Each 1 mg/L increase in high-sensitivity C-reactive protein in patients with heart failure increased the 5-year risk of cardiovascular death (HR 1.11; 95% CI 1.01-1.23).
Cohort (n=517)
Does serum hsCRP level predict 5-year mortality and composite outcomes in patients with chronic heart failure and concomitant chronic kidney disease?
Elevated hsCRP levels predict a higher 5-year risk of all-cause and cardiovascular mortality in patients with chronic heart failure, including those with concomitant chronic kidney disease.
Effect estimate: HR 1.11 (95% CI 1.01-1.23)
Inflammation is intimately associated with atherosclerotic disease, including in patients with chronic heart failure (CHF), and high-sensitivity C-reactive protein (hsCRP) levels play a key role in determining severity and outcome. Objective: to study the potential of serum hsCRP for predicting the outcome of ischemic heart failure in the presence of chronic kidney disease (CKD). Material and methods. Clinical signs and 5-year outcomes of patients with CHF (n = 517), including those in combination with CKD (n = 207), were studied. Results and conclusions. The phenotype of CHF in combination with CKD was characterized by female gender, older age, a higher prevalence of arterial hypertension, diabetes mellitus, previous myocardial infarction and coronary intervention, lower cardiorespiratory endurance, higher levels of hsCRP (p = 0.005), low-density lipoprotein cholesterol (p = 0.021), non-high-density lipoprotein cholesterol (p = 0.015). Patients with CHF with hsCRP > 3 mg/L have a higher 5-year risk of death from any cause, cardiovascular death, and achieving the composite endpoint (CCT). An increase in hsCRP for every 1 mg/l in CHF increases the risk of death from all causes (HR = 1.1; 95% CI 0.99–1.21), cardiovascular death (HR = 1.11; 95% CI 1.01–1.23). Death from any cause and cardiovascular death with CHF, incl. in the presence of CKD, hsCRP > 3.07 mg/l was predicted. Achieving CCT was predicted in patients with CHF with hsCRP > 2.69 mg/l, in patients with a combination of CHF and CKD — with hsCRP > 2.5 mg/l.

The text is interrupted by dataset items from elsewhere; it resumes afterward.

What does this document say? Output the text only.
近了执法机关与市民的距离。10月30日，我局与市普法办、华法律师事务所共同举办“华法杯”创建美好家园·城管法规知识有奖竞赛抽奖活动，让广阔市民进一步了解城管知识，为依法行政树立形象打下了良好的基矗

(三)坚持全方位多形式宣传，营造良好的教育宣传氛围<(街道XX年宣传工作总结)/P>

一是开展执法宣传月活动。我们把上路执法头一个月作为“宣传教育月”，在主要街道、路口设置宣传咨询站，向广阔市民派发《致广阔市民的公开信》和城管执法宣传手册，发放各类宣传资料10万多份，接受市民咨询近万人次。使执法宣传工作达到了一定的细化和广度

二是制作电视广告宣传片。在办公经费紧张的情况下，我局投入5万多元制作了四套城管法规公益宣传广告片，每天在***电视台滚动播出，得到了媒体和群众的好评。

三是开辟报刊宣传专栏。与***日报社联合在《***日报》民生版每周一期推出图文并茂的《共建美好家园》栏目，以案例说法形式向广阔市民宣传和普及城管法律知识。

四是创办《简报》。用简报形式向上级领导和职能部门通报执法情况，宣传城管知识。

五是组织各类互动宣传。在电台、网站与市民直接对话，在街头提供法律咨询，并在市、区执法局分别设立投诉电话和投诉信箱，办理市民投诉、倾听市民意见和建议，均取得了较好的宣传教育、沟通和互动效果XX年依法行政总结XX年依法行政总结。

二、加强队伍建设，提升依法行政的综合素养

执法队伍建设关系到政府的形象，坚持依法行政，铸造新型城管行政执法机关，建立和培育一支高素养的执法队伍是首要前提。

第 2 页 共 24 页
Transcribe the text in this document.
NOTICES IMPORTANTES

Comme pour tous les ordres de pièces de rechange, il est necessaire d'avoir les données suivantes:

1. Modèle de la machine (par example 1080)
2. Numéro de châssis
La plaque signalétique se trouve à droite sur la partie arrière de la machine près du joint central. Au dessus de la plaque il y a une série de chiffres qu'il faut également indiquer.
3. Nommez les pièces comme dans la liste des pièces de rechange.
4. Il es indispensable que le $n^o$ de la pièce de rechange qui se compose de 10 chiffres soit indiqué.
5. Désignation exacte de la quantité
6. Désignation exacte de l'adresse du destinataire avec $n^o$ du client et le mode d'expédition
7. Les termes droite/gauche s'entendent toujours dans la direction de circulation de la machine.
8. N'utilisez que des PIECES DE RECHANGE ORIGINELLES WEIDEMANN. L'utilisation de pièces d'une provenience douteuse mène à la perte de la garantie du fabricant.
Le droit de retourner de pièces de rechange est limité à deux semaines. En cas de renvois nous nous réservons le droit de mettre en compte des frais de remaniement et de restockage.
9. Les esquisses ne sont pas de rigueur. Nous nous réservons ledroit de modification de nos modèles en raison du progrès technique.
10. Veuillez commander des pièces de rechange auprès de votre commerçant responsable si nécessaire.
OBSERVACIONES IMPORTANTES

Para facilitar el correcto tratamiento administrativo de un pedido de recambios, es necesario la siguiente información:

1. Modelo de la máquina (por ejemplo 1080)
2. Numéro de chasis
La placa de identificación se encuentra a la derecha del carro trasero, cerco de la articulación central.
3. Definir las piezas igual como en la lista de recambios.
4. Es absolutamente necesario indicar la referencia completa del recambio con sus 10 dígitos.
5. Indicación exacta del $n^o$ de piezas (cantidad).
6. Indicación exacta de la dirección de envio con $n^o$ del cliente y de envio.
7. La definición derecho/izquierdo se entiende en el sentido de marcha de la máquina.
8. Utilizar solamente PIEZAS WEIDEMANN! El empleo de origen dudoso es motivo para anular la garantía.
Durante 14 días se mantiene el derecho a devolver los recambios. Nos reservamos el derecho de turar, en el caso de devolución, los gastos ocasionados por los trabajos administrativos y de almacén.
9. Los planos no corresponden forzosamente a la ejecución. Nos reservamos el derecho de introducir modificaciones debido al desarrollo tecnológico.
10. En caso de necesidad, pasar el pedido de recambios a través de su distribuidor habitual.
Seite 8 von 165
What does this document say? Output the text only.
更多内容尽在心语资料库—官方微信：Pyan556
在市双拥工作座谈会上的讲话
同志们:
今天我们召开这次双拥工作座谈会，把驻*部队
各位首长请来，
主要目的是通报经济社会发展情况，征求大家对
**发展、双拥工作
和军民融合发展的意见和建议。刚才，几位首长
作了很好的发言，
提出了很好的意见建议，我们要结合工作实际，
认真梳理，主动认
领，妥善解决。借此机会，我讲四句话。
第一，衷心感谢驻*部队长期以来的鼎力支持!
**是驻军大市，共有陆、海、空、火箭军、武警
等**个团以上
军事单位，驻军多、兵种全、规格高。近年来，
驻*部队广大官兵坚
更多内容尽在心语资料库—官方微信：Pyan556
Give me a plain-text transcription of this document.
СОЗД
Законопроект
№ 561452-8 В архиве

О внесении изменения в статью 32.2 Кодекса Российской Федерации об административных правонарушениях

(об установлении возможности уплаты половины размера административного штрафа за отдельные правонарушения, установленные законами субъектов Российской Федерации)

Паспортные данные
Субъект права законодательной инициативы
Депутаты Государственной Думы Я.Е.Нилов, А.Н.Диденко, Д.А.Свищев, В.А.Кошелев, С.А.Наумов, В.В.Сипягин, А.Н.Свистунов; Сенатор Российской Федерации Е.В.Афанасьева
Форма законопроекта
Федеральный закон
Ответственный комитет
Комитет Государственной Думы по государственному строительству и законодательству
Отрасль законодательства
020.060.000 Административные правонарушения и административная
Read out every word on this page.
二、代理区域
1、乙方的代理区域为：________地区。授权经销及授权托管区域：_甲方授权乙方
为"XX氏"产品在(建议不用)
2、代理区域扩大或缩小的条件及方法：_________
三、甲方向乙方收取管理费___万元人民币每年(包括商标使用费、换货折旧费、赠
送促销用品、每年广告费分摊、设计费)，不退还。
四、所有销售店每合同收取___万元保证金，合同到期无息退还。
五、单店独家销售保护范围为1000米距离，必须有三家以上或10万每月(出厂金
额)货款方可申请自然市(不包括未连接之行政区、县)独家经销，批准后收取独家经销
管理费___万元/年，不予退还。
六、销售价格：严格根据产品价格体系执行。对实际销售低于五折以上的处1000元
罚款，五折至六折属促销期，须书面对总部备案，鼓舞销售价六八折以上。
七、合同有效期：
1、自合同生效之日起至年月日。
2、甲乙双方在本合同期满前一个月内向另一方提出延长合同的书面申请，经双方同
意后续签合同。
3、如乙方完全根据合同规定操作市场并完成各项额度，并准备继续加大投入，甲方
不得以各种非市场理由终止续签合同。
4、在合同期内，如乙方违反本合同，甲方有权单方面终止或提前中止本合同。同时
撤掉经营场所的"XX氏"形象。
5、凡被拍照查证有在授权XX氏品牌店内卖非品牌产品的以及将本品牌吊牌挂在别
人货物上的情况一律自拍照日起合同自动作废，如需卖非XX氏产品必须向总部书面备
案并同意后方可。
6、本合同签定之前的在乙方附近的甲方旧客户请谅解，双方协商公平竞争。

Хазова et al. (Mon,) conducted a cohort in Ischemic heart failure with or without chronic kidney disease (n=517). High-sensitivity C-reactive protein (hsCRP) was evaluated on Cardiovascular death (per 1 mg/L increase in hsCRP) (HR 1.11, 95% CI 1.01-1.23). Each 1 mg/L increase in high-sensitivity C-reactive protein in patients with heart failure increased the 5-year risk of cardiovascular death (HR 1.11; 95% CI 1.01-1.23).